Par • 2 avril 2007 à 14:44

Je reviens d’une semaine de vacances en République Dominicaine. Fidèle à mes habitudes, j’ai acheté deux livres en catastrophe à l’aéroport juste avant de monter dans l’avion. Deux romans de plus de six cent pages, sachant très bien que je n’aurais aucune difficulté à passer au travers. Lorsque le soleil est fort, la lecture est plus ardue donc j’aurais pu faillir à mon objectif mais comme il a plu la moitié de la semaine, jeudi soir, j’avais déjà plus rien à lire. Bref, je commence ici avec mon opinion sur le dernier bébé de M. Grangé que vous avez peut-être connu grâce à son roman adapté au grand écran, Les rivières pourpres.

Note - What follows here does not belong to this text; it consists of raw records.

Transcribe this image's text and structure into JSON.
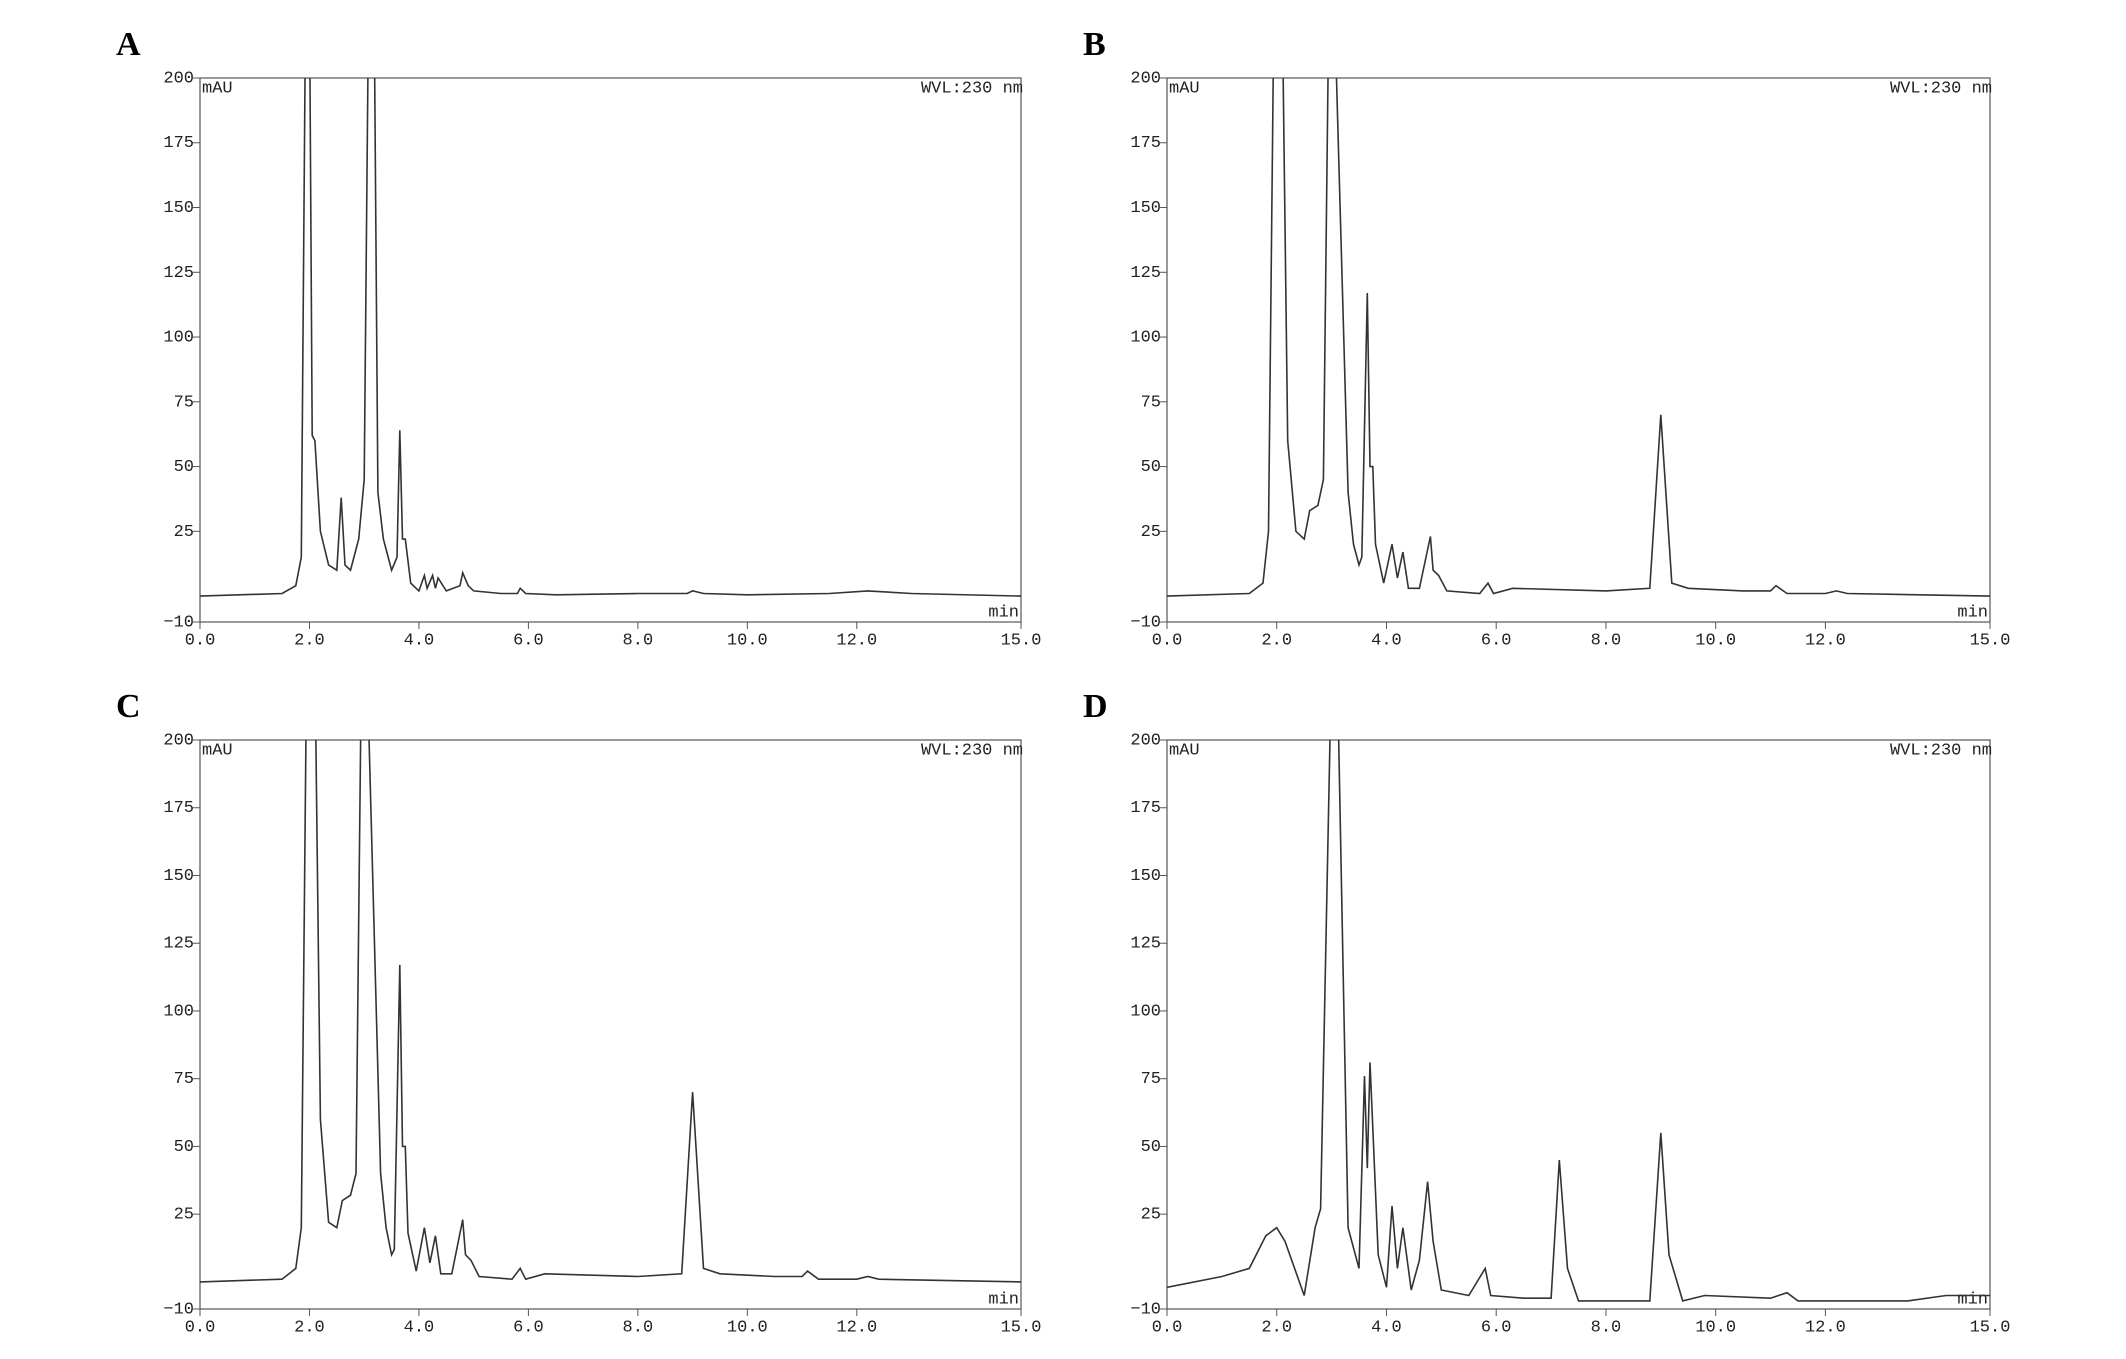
{
  "chart_data": [
    {
      "type": "line",
      "panel_label": "A",
      "y_label": "mAU",
      "annotation": "WVL:230 nm",
      "x_label": "min",
      "xlim": [
        0,
        15
      ],
      "ylim": [
        -10,
        200
      ],
      "xticks": [
        {
          "value": 0,
          "label": "0.0"
        },
        {
          "value": 2,
          "label": "2.0"
        },
        {
          "value": 4,
          "label": "4.0"
        },
        {
          "value": 6,
          "label": "6.0"
        },
        {
          "value": 8,
          "label": "8.0"
        },
        {
          "value": 10,
          "label": "10.0"
        },
        {
          "value": 12,
          "label": "12.0"
        },
        {
          "value": 15,
          "label": "15.0"
        }
      ],
      "yticks": [
        {
          "value": -10,
          "label": "−10"
        },
        25,
        50,
        75,
        100,
        125,
        150,
        175,
        200
      ],
      "x": [
        0,
        1.5,
        1.75,
        1.85,
        1.93,
        2.0,
        2.05,
        2.1,
        2.2,
        2.35,
        2.5,
        2.58,
        2.65,
        2.75,
        2.9,
        3.0,
        3.08,
        3.18,
        3.25,
        3.35,
        3.5,
        3.6,
        3.65,
        3.7,
        3.75,
        3.85,
        4.0,
        4.1,
        4.15,
        4.25,
        4.3,
        4.35,
        4.5,
        4.75,
        4.8,
        4.9,
        5.0,
        5.5,
        5.8,
        5.85,
        5.95,
        6.5,
        8.0,
        8.9,
        9.0,
        9.2,
        10.0,
        11.5,
        12.2,
        13.0,
        15.0
      ],
      "series": [
        {
          "color": "#333333",
          "values": [
            0,
            1,
            4,
            15,
            230,
            230,
            62,
            60,
            25,
            12,
            10,
            38,
            12,
            10,
            22,
            45,
            230,
            230,
            40,
            22,
            10,
            15,
            64,
            22,
            22,
            5,
            2,
            8,
            3,
            8,
            3,
            7,
            2,
            4,
            9,
            4,
            2,
            1,
            1,
            3,
            1,
            0.5,
            1,
            1,
            2,
            1,
            0.5,
            1,
            2,
            1,
            0
          ]
        }
      ]
    },
    {
      "type": "line",
      "panel_label": "B",
      "y_label": "mAU",
      "annotation": "WVL:230 nm",
      "x_label": "min",
      "xlim": [
        0,
        15
      ],
      "ylim": [
        -10,
        200
      ],
      "xticks": [
        {
          "value": 0,
          "label": "0.0"
        },
        {
          "value": 2,
          "label": "2.0"
        },
        {
          "value": 4,
          "label": "4.0"
        },
        {
          "value": 6,
          "label": "6.0"
        },
        {
          "value": 8,
          "label": "8.0"
        },
        {
          "value": 10,
          "label": "10.0"
        },
        {
          "value": 12,
          "label": "12.0"
        },
        {
          "value": 15,
          "label": "15.0"
        }
      ],
      "yticks": [
        {
          "value": -10,
          "label": "−10"
        },
        25,
        50,
        75,
        100,
        125,
        150,
        175,
        200
      ],
      "x": [
        0,
        1.5,
        1.75,
        1.85,
        1.95,
        2.1,
        2.2,
        2.35,
        2.5,
        2.6,
        2.75,
        2.85,
        2.95,
        3.05,
        3.3,
        3.4,
        3.5,
        3.55,
        3.65,
        3.7,
        3.75,
        3.8,
        3.95,
        4.1,
        4.2,
        4.3,
        4.4,
        4.6,
        4.8,
        4.85,
        4.95,
        5.1,
        5.7,
        5.85,
        5.95,
        6.3,
        8.0,
        8.8,
        9.0,
        9.2,
        9.5,
        10.5,
        11.0,
        11.1,
        11.3,
        12.0,
        12.2,
        12.4,
        15.0
      ],
      "series": [
        {
          "color": "#333333",
          "values": [
            0,
            1,
            5,
            25,
            230,
            230,
            60,
            25,
            22,
            33,
            35,
            45,
            230,
            230,
            40,
            20,
            12,
            15,
            117,
            50,
            50,
            20,
            5,
            20,
            7,
            17,
            3,
            3,
            23,
            10,
            8,
            2,
            1,
            5,
            1,
            3,
            2,
            3,
            70,
            5,
            3,
            2,
            2,
            4,
            1,
            1,
            2,
            1,
            0
          ]
        }
      ]
    },
    {
      "type": "line",
      "panel_label": "C",
      "y_label": "mAU",
      "annotation": "WVL:230 nm",
      "x_label": "min",
      "xlim": [
        0,
        15
      ],
      "ylim": [
        -10,
        200
      ],
      "xticks": [
        {
          "value": 0,
          "label": "0.0"
        },
        {
          "value": 2,
          "label": "2.0"
        },
        {
          "value": 4,
          "label": "4.0"
        },
        {
          "value": 6,
          "label": "6.0"
        },
        {
          "value": 8,
          "label": "8.0"
        },
        {
          "value": 10,
          "label": "10.0"
        },
        {
          "value": 12,
          "label": "12.0"
        },
        {
          "value": 15,
          "label": "15.0"
        }
      ],
      "yticks": [
        {
          "value": -10,
          "label": "−10"
        },
        25,
        50,
        75,
        100,
        125,
        150,
        175,
        200
      ],
      "x": [
        0,
        1.5,
        1.75,
        1.85,
        1.95,
        2.1,
        2.2,
        2.35,
        2.5,
        2.6,
        2.75,
        2.85,
        2.95,
        3.05,
        3.3,
        3.4,
        3.5,
        3.55,
        3.65,
        3.7,
        3.75,
        3.8,
        3.95,
        4.1,
        4.2,
        4.3,
        4.4,
        4.6,
        4.8,
        4.85,
        4.95,
        5.1,
        5.7,
        5.85,
        5.95,
        6.3,
        8.0,
        8.8,
        9.0,
        9.2,
        9.5,
        10.5,
        11.0,
        11.1,
        11.3,
        12.0,
        12.2,
        12.4,
        15.0
      ],
      "series": [
        {
          "color": "#333333",
          "values": [
            0,
            1,
            5,
            20,
            230,
            230,
            60,
            22,
            20,
            30,
            32,
            40,
            230,
            230,
            40,
            20,
            10,
            12,
            117,
            50,
            50,
            18,
            4,
            20,
            7,
            17,
            3,
            3,
            23,
            10,
            8,
            2,
            1,
            5,
            1,
            3,
            2,
            3,
            70,
            5,
            3,
            2,
            2,
            4,
            1,
            1,
            2,
            1,
            0
          ]
        }
      ]
    },
    {
      "type": "line",
      "panel_label": "D",
      "y_label": "mAU",
      "annotation": "WVL:230 nm",
      "x_label": "min",
      "xlim": [
        0,
        15
      ],
      "ylim": [
        -10,
        200
      ],
      "xticks": [
        {
          "value": 0,
          "label": "0.0"
        },
        {
          "value": 2,
          "label": "2.0"
        },
        {
          "value": 4,
          "label": "4.0"
        },
        {
          "value": 6,
          "label": "6.0"
        },
        {
          "value": 8,
          "label": "8.0"
        },
        {
          "value": 10,
          "label": "10.0"
        },
        {
          "value": 12,
          "label": "12.0"
        },
        {
          "value": 15,
          "label": "15.0"
        }
      ],
      "yticks": [
        {
          "value": -10,
          "label": "−10"
        },
        25,
        50,
        75,
        100,
        125,
        150,
        175,
        200
      ],
      "x": [
        0,
        1.0,
        1.5,
        1.8,
        2.0,
        2.15,
        2.5,
        2.7,
        2.8,
        3.0,
        3.1,
        3.3,
        3.5,
        3.6,
        3.65,
        3.7,
        3.85,
        4.0,
        4.1,
        4.2,
        4.3,
        4.45,
        4.6,
        4.75,
        4.85,
        5.0,
        5.5,
        5.8,
        5.9,
        6.5,
        7.0,
        7.15,
        7.3,
        7.5,
        8.8,
        9.0,
        9.15,
        9.4,
        9.8,
        11.0,
        11.3,
        11.5,
        13.5,
        14.2,
        15.0
      ],
      "series": [
        {
          "color": "#333333",
          "values": [
            -2,
            2,
            5,
            17,
            20,
            15,
            -5,
            20,
            27,
            230,
            230,
            20,
            5,
            76,
            42,
            81,
            10,
            -2,
            28,
            5,
            20,
            -3,
            8,
            37,
            15,
            -3,
            -5,
            5,
            -5,
            -6,
            -6,
            45,
            5,
            -7,
            -7,
            55,
            10,
            -7,
            -5,
            -6,
            -4,
            -7,
            -7,
            -5,
            -5
          ]
        }
      ]
    }
  ]
}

La ligne noire raconte l’enquête que mène un journaliste, Marc Dupeyrat, sur un ancien apnéiste, Jacques Reverdi, soupçonné de plusieurs meurtres de femmes. Reverdi est en prison près de Kuala Lumpur parce qu’il a été arrêté sur le lieu d’un meurtre supposément en flagrant délit. Il refuse de parler à qui que ce soit ni même d’avoir un avocat. Il ne plaide ni coupable ni non-coupable, il se tait mais refuse qu’on le traite de fou. Marc Dupeyrat finit par trouver la seule façon d’entrer en contact avec ce tueur afin de découvrir s’il est bel et bien coupable et quelles sont ses motivations. Marc a un passé trouble et n’a rien à perdre donc il emprunte une identité féminine en glanant un passeport, une photo et une adresse de trois filles différentes. Il écrit donc au tueur, qui est rapidement impressionné par cette femme magnifique nommée Elisabeth Bremen. Reverdi convainc donc Elisabeth de refaire le périple qu’il a lui-même emprunté afin de découvrir la vérité.

Grangé décrit ses personnages dans une telle profondeur qu’on pense tout savoir sur eux mais la complexité des émotions de ces derniers nous surprend à chaque nouvelle vérité. Ce livre est tissé serré et la description des scènes sanguinolantes semble si réaliste que plusieurs fois j’ai fermé le livre parce que j’en avais mal au coeur. Les mots sont crus, la violence est palpable et on imagine avec horreur la scène devant nous. C’est un style qui sied à merveille à cet auteur et il sait manier les mots pour faire passer des frissons dans notre dos.

J’ai beaucoup aimé Les rivières pourpres et Le vol des cigognes du même auteur. Le concile de pierre m’a un peu déçue mais La ligne noire renforce avec brio mon admiration pour cet auteur. À ne pas lire si vous avez l’imagination fertile et le coeur sensible!